The SAMHSA article goes on to say, “Instead, these medications relieve the withdrawal symptoms and psychological cravings that cause chemical imbalances in the body. MAT programs provide a safe and controlled level of medication to overcome the use of an abused opioid. And research has shown that when provided at the proper dose, medications used in MAT have no adverse effects on a person’s intelligence, mental capability, physical functioning, or employability.”
But due to the stigma surrounding this treatment, not a lot of people use this method, and may not be getting the help they need or should receive. Some cases of substance use are more aggressive than others, and as such, require a more intense and focused treatment plan.
As the article goes on, it also touches on this by stating, “Unfortunately, MAT is greatly underused. For instance, according to SAMHSA’s Treatment Episode Data Set (TEDS) 2002-2010, the proportion of heroin admissions with treatment plans that included receiving medication-assisted opioid therapy fell from 35% in 2002 to 28% in 2010. The slow adoption of these evidence-based treatment options for alcohol and opioid dependence is partly due to misconceptions about substituting one drug for another.

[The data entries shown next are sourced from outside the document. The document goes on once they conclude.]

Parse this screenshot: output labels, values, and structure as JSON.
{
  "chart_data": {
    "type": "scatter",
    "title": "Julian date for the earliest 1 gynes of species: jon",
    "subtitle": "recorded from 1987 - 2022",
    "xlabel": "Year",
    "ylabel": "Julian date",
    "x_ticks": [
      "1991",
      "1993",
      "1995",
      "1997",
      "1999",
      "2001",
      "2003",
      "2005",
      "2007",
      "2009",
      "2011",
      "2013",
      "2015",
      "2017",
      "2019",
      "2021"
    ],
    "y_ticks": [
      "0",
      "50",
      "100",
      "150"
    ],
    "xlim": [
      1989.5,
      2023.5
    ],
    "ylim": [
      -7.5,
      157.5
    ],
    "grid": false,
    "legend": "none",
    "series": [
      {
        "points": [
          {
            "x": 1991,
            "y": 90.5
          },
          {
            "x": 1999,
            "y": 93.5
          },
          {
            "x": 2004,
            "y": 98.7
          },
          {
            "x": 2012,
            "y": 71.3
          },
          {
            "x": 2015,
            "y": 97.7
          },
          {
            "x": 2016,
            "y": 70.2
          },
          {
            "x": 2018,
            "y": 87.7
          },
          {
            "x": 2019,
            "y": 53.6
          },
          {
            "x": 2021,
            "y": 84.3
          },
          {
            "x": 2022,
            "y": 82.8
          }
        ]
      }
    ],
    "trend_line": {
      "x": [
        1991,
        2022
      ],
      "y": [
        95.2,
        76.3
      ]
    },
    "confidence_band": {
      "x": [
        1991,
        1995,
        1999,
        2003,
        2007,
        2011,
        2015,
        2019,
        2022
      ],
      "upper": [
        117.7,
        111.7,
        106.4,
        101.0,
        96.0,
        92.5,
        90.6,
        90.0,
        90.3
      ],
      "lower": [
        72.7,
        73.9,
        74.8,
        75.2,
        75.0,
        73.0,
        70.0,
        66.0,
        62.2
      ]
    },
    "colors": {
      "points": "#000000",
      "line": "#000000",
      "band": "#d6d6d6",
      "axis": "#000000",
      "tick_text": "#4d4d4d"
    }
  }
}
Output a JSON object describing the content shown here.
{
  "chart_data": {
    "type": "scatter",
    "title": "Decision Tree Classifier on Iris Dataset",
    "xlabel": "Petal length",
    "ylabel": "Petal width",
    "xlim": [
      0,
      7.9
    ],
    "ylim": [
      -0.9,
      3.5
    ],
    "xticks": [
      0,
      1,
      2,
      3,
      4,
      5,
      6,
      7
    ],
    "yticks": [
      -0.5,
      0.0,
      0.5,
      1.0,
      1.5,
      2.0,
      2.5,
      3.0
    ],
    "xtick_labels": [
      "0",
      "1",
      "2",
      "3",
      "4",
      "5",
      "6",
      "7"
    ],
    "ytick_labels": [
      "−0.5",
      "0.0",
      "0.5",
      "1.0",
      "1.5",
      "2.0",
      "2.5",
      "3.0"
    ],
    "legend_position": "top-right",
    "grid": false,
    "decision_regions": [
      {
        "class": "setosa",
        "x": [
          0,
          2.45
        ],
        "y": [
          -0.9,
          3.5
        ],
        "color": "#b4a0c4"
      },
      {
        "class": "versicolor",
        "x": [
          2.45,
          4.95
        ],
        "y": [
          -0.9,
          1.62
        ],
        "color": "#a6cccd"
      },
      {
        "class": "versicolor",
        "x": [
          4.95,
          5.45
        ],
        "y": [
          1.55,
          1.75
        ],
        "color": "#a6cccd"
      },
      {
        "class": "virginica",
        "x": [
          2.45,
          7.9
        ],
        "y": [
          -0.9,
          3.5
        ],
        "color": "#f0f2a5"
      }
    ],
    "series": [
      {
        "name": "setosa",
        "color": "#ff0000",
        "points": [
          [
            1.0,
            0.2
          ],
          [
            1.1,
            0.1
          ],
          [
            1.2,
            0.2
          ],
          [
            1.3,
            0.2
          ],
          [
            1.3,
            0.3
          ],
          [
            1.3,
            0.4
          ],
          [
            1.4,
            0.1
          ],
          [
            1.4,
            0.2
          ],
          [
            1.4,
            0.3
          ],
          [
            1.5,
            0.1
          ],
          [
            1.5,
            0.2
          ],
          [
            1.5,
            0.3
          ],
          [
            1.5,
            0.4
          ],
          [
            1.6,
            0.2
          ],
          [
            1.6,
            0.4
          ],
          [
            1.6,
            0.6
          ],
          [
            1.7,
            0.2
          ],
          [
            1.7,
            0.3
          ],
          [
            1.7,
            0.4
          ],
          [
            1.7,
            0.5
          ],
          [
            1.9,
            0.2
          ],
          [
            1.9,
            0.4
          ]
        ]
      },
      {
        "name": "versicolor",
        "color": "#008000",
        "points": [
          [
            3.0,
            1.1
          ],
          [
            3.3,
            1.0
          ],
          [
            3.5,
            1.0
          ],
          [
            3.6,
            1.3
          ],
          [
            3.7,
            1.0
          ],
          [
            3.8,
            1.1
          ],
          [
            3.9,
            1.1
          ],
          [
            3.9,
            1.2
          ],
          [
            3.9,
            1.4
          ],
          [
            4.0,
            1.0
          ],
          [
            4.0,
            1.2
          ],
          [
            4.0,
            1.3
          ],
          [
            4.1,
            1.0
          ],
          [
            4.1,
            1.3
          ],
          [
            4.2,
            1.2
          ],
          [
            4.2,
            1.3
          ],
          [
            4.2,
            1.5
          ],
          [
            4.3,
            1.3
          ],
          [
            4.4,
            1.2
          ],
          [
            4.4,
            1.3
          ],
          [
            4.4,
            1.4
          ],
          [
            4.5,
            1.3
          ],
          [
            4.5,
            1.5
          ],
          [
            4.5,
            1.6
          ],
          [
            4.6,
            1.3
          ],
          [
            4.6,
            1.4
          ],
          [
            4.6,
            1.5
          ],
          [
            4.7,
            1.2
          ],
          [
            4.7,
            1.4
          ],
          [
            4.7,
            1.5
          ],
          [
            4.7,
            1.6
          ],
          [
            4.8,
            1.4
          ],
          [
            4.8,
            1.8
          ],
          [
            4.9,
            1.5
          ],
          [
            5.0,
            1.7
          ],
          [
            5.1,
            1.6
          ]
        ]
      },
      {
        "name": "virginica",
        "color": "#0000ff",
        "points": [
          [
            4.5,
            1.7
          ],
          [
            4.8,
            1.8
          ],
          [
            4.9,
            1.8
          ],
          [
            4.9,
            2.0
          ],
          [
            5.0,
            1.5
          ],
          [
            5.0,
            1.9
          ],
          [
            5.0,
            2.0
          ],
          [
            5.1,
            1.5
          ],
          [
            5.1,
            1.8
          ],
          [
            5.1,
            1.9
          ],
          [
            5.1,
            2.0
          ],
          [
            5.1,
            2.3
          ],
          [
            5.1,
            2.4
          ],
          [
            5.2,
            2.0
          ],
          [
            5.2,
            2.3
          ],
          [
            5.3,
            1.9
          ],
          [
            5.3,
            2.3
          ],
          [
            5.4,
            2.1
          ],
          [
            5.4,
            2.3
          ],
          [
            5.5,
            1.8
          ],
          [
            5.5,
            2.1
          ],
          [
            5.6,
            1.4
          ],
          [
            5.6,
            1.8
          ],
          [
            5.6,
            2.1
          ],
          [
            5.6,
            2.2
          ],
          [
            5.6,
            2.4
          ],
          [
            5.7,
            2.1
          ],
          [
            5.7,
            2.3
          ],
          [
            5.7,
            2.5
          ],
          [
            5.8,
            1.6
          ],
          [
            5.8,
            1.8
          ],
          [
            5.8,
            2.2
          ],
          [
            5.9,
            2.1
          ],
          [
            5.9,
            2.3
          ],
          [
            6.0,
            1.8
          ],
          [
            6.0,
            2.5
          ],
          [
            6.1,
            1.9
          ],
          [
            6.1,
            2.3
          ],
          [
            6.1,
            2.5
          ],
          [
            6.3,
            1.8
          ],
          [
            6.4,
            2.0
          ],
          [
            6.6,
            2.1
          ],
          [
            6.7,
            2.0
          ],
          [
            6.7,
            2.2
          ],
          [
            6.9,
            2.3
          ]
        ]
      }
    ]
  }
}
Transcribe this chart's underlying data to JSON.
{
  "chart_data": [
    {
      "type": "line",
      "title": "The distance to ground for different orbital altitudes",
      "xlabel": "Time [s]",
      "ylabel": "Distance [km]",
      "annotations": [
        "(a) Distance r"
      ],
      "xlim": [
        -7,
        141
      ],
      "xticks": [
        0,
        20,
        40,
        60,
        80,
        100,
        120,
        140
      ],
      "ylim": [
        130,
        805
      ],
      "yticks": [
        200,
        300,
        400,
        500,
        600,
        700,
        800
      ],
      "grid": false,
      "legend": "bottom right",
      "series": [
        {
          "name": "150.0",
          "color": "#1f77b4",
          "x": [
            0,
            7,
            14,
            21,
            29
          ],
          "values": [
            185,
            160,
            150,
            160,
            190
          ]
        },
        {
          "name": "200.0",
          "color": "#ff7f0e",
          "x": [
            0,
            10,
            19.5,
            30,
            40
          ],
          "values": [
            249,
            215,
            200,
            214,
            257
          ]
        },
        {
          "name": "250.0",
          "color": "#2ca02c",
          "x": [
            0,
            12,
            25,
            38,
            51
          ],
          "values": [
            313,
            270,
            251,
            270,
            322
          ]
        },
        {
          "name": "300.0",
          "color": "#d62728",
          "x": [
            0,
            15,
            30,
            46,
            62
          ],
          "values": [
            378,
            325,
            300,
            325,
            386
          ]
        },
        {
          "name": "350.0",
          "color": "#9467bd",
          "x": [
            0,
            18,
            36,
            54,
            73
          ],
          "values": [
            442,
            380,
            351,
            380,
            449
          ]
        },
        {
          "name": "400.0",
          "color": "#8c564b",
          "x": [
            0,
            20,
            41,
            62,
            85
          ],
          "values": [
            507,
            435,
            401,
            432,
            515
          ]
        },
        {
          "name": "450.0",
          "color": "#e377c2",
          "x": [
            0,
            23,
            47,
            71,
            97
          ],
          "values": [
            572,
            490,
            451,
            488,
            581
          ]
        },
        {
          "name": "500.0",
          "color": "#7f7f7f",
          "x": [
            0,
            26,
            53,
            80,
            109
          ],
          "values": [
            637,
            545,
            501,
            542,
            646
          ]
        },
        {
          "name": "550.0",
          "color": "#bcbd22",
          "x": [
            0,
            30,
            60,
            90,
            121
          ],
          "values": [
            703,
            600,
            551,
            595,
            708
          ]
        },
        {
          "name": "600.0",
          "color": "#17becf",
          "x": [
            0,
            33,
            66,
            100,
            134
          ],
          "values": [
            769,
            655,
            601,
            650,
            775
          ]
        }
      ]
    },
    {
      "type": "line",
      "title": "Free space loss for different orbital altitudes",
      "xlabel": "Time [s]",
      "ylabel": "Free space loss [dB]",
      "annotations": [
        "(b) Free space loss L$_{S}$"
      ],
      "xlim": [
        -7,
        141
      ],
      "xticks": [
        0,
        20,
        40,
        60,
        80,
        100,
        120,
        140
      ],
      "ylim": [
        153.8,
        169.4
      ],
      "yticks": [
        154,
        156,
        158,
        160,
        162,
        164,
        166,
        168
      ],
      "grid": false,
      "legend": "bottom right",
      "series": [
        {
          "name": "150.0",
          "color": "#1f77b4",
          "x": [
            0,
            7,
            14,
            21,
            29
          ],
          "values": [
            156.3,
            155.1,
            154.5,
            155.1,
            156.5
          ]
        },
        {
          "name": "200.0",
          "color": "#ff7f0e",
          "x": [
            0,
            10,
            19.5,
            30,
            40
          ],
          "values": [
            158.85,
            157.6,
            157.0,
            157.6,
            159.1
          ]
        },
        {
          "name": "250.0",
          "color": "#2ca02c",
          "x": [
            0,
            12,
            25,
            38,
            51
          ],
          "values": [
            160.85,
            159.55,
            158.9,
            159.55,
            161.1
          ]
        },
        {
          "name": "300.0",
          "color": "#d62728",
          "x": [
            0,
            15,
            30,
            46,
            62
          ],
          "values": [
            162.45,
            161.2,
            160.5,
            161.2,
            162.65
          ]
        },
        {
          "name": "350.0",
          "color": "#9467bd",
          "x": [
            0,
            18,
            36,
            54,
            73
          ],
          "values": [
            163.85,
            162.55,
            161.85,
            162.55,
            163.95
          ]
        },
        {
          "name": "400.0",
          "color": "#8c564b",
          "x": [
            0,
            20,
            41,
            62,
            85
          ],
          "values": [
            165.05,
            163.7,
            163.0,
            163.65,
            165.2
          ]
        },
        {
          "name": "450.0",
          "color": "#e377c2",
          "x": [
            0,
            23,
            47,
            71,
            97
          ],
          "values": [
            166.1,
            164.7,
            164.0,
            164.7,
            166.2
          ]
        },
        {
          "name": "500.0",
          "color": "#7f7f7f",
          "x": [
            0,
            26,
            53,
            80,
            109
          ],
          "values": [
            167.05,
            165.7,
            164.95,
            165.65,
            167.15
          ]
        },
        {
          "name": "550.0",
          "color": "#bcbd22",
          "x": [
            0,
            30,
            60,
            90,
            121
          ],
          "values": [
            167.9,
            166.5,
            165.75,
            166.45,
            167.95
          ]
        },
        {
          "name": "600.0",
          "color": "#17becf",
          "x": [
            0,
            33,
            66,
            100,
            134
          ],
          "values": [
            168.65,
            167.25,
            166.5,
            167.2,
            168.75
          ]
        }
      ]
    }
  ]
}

Discrimination against MAT patients is also a factor, despite state and federal laws clearly prohibiting it. Other factors include lack of training for physicians and negative opinions toward MAT in communities and among health care professionals.”
Even in NA, which people often site, the program isn’t centered around not using anything at all. Members are allowed to use prescription medications, and the program ideology even states, “The only requirement for membership is "a desire to stop using," and members "meet regularly to help each other stay clean," where "clean" is defined as complete abstinence from all mood and mind altering substances (including alcohol).” And as we already cleared up previously, MAT prescriptions don’t alter any moods or states of mind when used as directed.
I know that with a lot of things in this area of life, we are used to being on the receiving end of opinions and judgments, and know that our loved ones are as well.
But with this issue, it seems that we have become the ones with the negative perceptions. Especially because I feel that my normal outside views are pretty supportive on this topic since they see it for what it is: getting help. The most often I see disdain is within our own community, because of the misconceptions surrounding it.
My goal has always been to share my story, in the hopes that it would make others feel less alone in their own experiences, to spread awareness on addiction as a whole, and to do my part to end the stigma surrounding the addiction issues of our loved ones and us.
And I feel like this is something we can all gain an awareness and deeper understanding of, as more information needs to spread about the options that can be offered to our loved ones to aid in their recovery, and how these different treatment options are not to be looked down on just because of misconceptions.
So I hope that you gained something from this, and maybe it helped to change your mind.
Or at least, it gave you a different perspective to consider. I’ve been on both ends of the spectrum of thought on this, and now that I’ve seen first hand the benefits and help MAT can bring, I hope that more of you can experience this, too.